An einem Wochenende wurde auf dem Sportplatz Tirschtiegel, der sich Richtung Hoffmannstal/ Rybojadel befand, der «Tag der Wehrmacht» mit militärischen Schauvorführungen veranstaltet. Viele Einwohner der Stadt waren anwesend. Interessant für uns Schüler war, als die mit 6 Pferden bespannten Artilleriegeschütze auf den Kosakenberg fahren sollten. Sie blieben jedoch im tiefen Sand stecken. Das Geschrei der Kanoniere und Peitschenhiebe halfen nicht. Danach wurden 6 weitere Pferde vorgespannt, die auch die Kuppe des Kosakenberges nicht erreichten. Wenn einige Pferde anzogen, gingen andere zurück, so daß ein ziemliches Durcheinander herrschte.
In dieses «militärische Unvermögen» mischte sich mein Großvater Hermann Schulz ein, der als Kutscher bei Gerd Fischer von Mollard auf dem Schloß tätig war. Er sprach den kommandierenden Offizier an und sagte, er möge sofort mit dieser «Pferdeschinderei» aufhören. So etwas hätte es nicht einmal bei der Artillerie gegeben, wo er 1914/18 gedient hatte.

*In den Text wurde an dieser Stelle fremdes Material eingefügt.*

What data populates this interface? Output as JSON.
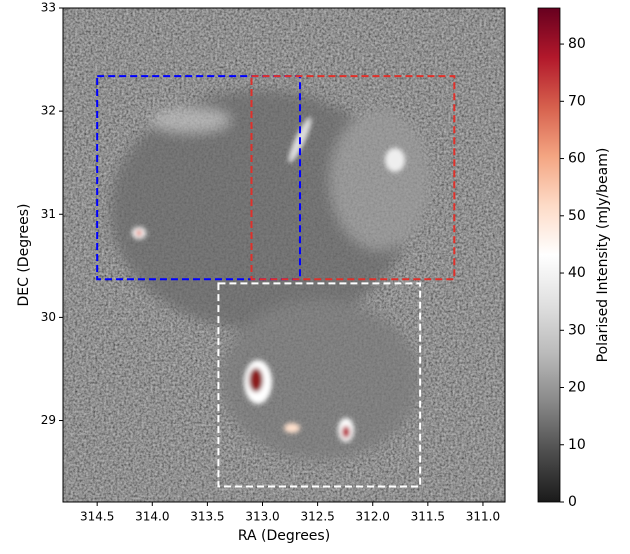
{
  "chart_data": {
    "type": "image",
    "xlabel": "RA (Degrees)",
    "ylabel": "DEC (Degrees)",
    "xlim": [
      314.81,
      310.8
    ],
    "ylim": [
      28.21,
      33
    ],
    "xticks": [
      314.5,
      {
        "value": 314,
        "label": "314.0"
      },
      313.5,
      {
        "value": 313,
        "label": "313.0"
      },
      312.5,
      {
        "value": 312,
        "label": "312.0"
      },
      311.5,
      {
        "value": 311,
        "label": "311.0"
      }
    ],
    "yticks": [
      29,
      30,
      31,
      32,
      33
    ],
    "colorbar": {
      "label": "Polarised Intensity (mJy/beam)",
      "clim": [
        0,
        86.3
      ],
      "ticks": [
        0,
        10,
        20,
        30,
        40,
        50,
        60,
        70,
        80
      ],
      "colormap": [
        "#1a1a1a",
        "#4d4d4d",
        "#878787",
        "#bababa",
        "#e0e0e0",
        "#ffffff",
        "#fddbc7",
        "#f4a582",
        "#d6604d",
        "#b2182b",
        "#67001f"
      ]
    },
    "regions": [
      {
        "color": "#0000ff",
        "ra": [
          314.5,
          312.66
        ],
        "dec": [
          30.37,
          32.34
        ]
      },
      {
        "color": "#e0302a",
        "ra": [
          313.1,
          311.26
        ],
        "dec": [
          30.37,
          32.34
        ]
      },
      {
        "color": "#ffffff",
        "ra": [
          313.4,
          311.57
        ],
        "dec": [
          28.36,
          30.33
        ]
      }
    ]
  }
}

Die Pferde sollten umgespannt werden
und dann mit einem Sechserzug auf den Berg fahren,
ohne zwischendurch anzuhalten. Gesagt,
getan, die Soldaten gaben sich große Mühe und
erreichten mit einem Geschütz den Kosakenberg.

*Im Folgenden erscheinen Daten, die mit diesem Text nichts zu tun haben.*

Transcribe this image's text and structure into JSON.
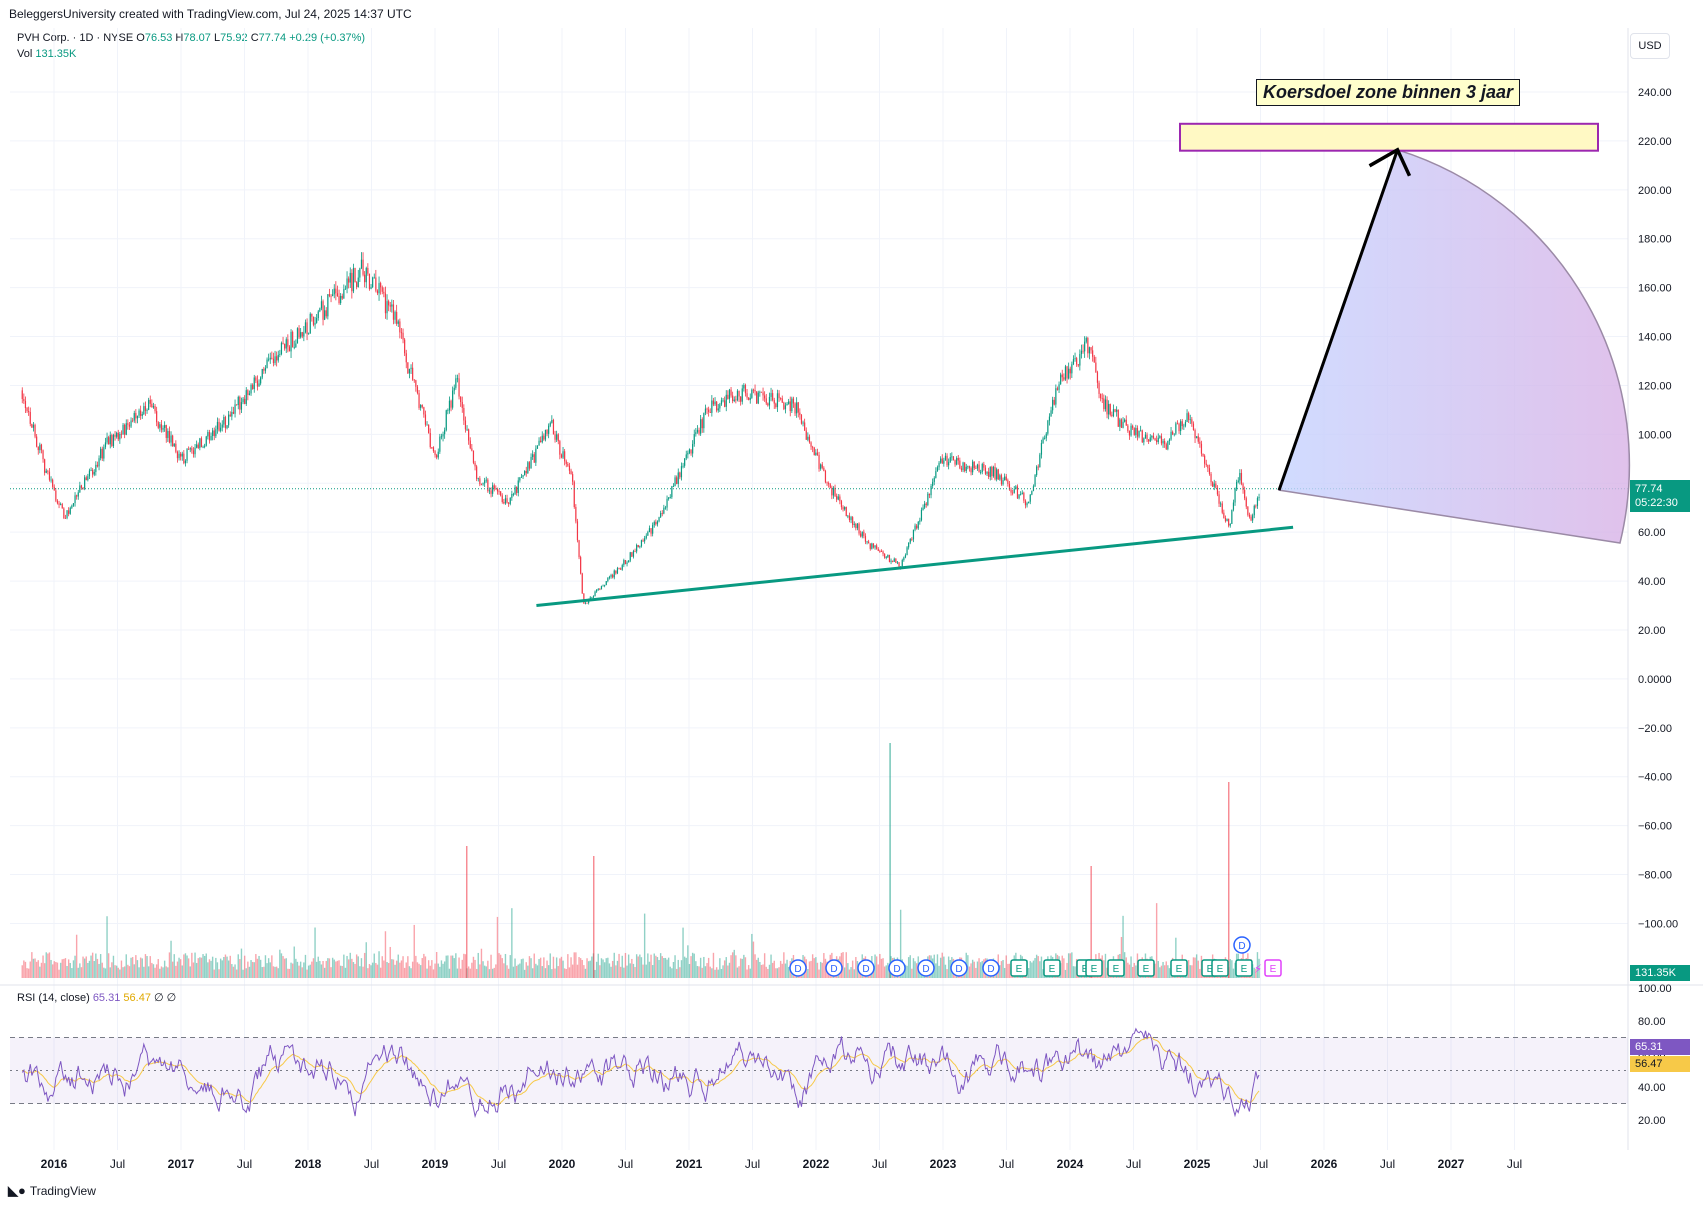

Hier gingen sie in Stellung und schossen mit Kartuschen
(ohne Granaten) über den Großen See
Richtung Polen.
Mitte August verstärkten sich die militärischen
Aktivitäten. Auf dem Gutshof des Herrn Fischer von Mollard in Tirschtiegel und weiteren
Orten der Stadt waren jetzt Wehrmachtseinheiten
untergebracht. Auch der Grenzschutz wurde Ende
des Monats einberufen, der sich am Schloss und
am neuen Bahnhof sammelte und bewaffnet wurde.
Einmarsch in Polen
Am 01. September 1939 begann der deutsche militärische Angriff gegen Polen. Die deutsche Bevölkerung nahm den Beginn der Kampfhandlungen mit gedrückter Stimmung auf. Unermüdlich verkündete die NS-Propaganda den Angriff als verdiente »Strafaktion« gegen polnische Provokationen und Grenzverletzungen. Die Einwohner von Tirschtiegel wurden in den frühen Morgenstunden des 1. September 1939 unsanft geweckt. Drei leichte Pakgeschütze hatten das Feuer auf den Wasserturm, der am Stadtrand auf polnischem Territorium stand, und auf das polnische Zollhaus eröffnet. Kurz danach wurde die Brücke in Hamritzke gesprengt. Zwei Soldaten konnten verhindern, dass auch die Eisenbahnbrücke gesprengt wurde. Kampfhandlungen in der Nähe der Grenze zu Polen haben nicht stattgefunden. Wir hatten Ferien und ich hielt mich bei meinen Großeltern auf, die auf dem Gutshof wohnten. Die Scheunen und Ställe waren von der Wehrmacht belegt. Mich interessierte jedoch besonders die Feldküche, denn das Essen schmeckte herzhaft und ich durfte mir immer eine Portion holen. Als ich am Morgen des 1. September wach wurde und aus dem Fenster blickte, sah ich keine Soldaten mehr und fragte danach. Meine Großmutter antwortete mit ernster Miene: „Wir haben Krieg, die Soldaten sind in Polen einmarschiert “. „Und die Feldküche ist auch weg!“, sagte ich. Großmutter antwortete, dass die Soldaten keinen Appetit mehr hatten und das Essen in Wannen und Kübel geschüttet wurde für die Schweine.
Die Bevölkerung von Tirschtiegel wurde durch Polizei, Zoll und Militär daran gehindert, auf die Straße zu gehen. Erst im Laufe des Tages wurde die Ausgangssperre aufgehoben. Überall konnte man nun militärische Aktionen beobachten. Einheiten der Wehrmacht fuhren durch Tirschtiegel Richtung Polen. Schon Ende September 1939 kehrten die ersten Reservisten von ihren Wehrmachtseinheiten nach Hause zurück und gingen wieder ihrer Arbeit nach.
Ein Jahr später, am 1. September 1940, wurde an der ehemaligen deutsch-polnischen Grenze in Tirschtiegel ein großer propagandistischer Aufmarsch inszeniert. Dabei wurde die Zollschranke symbolisch entfernt. Wo dieser Siegestaumel hinführte, haben wir 1945 am eigenen Leibe erfahren müssen.